Woods's feats in community development caught the eye of First Lady Claudia Alta Taylor "Lady Bird" Johnson in 1965, thus Woods was invited to the White House to help launch the Head Start Program, a US anti-poverty program, with Delta Sigma Theta. Then, in 1968, President Lyndon B. Johnson himself appointed her Chairman of the Defense Advisory Committee on Women in the Services, a committee that aids women serving in the US Armed Forces.

=== 1970s ===
From 1968 through 1972 she continued her work in community service as the vice chair of the Community Relations Conference of Southern California.

In 1972 two national programs Woods worked on at NIGMS, the Minority Access to Research Careers Program (MARC) and the Minority Biomedical Research Support Program (MBRS), were finally initiated, though she had trouble persuading administrators at Black colleges to get involved. At that point many were wary because of the long years they'd been out of the spotlight.

As of 1978, Woods served as chairman of the board of trustees of Howard University. During her tenure, she spoke at the dedication of Elizabeth Catlett's sculpture Students Aspire.

=== 1980s–1990s ===
By 1980, the MARC and MBRS had increased in popularity and hundreds of students were benefitting from the programs across the country. Along with her other notable leadership positions, Woods headed Howard University's board of trustees from 1975 to 1988.

She eventually retired from the NIH and many of her leadership positions in 1991.

== Awards and honors ==
Woods has earned numerous awards for her dedication to community service and minority rights, including the Mary Church Terrell Award of Delta Sigma Theta and the Scroll of Merit of the National Medical Association in 1979, the Howard University Achievement Award in 1980, and a Distinguished Leadership Achievement Award from the National Association for Equal Opportunity in Higher Education in 1987.

In 1978, the sixth annual NIGMS Minority Biomedical Support (MBS) symposium held at the Atlanta University Center in Georgia was dedicated to Woods.
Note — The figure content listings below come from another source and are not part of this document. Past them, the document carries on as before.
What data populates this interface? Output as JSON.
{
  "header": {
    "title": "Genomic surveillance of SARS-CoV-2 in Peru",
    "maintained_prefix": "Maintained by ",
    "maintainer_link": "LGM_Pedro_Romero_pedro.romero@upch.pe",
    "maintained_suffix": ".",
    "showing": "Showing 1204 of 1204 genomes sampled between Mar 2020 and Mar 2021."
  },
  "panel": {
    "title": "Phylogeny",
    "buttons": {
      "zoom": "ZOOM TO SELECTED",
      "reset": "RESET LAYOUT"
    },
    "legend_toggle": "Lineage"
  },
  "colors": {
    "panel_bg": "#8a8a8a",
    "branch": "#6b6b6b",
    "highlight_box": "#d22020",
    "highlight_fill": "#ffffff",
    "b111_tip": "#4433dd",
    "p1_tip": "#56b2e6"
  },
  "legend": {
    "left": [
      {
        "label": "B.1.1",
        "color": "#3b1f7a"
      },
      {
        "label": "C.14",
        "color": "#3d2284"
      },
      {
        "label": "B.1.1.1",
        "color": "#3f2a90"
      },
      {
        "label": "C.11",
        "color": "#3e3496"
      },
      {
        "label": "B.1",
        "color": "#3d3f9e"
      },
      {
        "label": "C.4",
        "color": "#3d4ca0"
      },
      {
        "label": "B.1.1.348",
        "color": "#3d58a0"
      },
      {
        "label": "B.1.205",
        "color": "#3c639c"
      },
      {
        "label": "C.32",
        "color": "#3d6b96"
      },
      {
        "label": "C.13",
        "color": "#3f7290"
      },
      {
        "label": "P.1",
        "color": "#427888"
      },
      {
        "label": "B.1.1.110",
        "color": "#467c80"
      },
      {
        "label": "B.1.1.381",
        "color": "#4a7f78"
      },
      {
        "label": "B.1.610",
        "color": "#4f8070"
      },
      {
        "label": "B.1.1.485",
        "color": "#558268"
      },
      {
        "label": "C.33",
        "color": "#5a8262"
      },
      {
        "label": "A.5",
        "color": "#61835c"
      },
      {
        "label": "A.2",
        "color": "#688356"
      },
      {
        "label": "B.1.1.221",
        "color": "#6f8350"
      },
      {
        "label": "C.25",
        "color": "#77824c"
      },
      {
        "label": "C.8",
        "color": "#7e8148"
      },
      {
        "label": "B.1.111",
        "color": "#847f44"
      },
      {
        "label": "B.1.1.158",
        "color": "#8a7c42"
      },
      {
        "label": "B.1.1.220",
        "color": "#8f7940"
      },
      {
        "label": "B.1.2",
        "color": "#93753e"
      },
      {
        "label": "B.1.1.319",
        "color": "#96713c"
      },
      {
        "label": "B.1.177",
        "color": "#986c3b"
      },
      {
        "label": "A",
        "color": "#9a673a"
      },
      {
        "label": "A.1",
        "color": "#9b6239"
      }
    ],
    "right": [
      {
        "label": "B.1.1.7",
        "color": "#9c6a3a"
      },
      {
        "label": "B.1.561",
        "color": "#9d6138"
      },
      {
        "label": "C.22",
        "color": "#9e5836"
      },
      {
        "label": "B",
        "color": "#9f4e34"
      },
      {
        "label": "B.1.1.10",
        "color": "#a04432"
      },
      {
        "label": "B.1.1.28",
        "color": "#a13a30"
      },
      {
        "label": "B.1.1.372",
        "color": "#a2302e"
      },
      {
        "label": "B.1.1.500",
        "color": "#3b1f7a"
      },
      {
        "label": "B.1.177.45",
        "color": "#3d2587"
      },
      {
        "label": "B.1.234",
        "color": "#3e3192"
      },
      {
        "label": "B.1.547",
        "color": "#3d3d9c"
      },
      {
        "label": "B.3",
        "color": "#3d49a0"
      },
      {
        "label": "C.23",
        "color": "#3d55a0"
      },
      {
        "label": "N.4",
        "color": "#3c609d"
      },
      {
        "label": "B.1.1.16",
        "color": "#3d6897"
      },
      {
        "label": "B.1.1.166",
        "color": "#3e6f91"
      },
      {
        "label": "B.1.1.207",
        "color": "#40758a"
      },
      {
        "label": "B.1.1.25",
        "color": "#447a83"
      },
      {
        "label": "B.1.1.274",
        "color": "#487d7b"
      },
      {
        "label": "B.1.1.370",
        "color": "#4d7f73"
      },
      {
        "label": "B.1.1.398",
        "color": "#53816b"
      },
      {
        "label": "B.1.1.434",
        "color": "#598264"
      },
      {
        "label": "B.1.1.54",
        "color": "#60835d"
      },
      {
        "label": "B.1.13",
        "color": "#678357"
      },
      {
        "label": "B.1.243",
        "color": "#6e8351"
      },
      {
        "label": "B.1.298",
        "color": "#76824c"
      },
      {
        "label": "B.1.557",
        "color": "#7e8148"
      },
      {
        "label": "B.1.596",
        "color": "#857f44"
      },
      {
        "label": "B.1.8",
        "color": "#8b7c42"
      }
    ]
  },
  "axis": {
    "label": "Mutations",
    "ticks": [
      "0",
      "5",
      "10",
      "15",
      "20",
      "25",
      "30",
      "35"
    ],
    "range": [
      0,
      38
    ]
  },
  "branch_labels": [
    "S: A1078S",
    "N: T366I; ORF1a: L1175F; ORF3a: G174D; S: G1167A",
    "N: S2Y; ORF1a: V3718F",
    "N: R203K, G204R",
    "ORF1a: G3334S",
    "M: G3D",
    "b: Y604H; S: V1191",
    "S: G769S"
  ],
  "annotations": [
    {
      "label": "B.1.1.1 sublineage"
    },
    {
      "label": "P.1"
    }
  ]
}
The Federal City Chapter of Delta Sigma Theta Sorority, Inc. recognized Woods's contributions to the sorority by establishing the Geraldine P. Woods Sciences Award in 1994. At the Annual Biomedical Research Conference for Minority Students (ABRCMS) in 2003, NIGMS unveiled the Geraldine Woods Award because of her pivotal role in the development of the MBRS and MARC, two NIH minority programs. This award recognizes individuals who have had a significant impact in promoting the advancement of underrepresented minorities in biomedical science.

A fellowship in biology at Howard University and one in chemistry at Atlanta University have both been established in her name. She has also earned honorary degrees at Benedict College, Talladega College, Fisk University, Bennett College, Meharry Medical College, and Howard University.

== Personal life ==
During her time as an instructor at Howard, she met and married Robert Woods, a dentistry student at Meharry Medical College. After he graduated from dentistry school they moved to Los Angeles, California where Woods put her career on hold to raise their three children, Jan, Jerri, and Robert.

Woods once said, "I was so busy 'driving' that I couldn't find time to research and write. But I think I made a lasting contribution to science nevertheless."

After a long illness Woods died on December 27, 1999, in her Aliso Viejo home.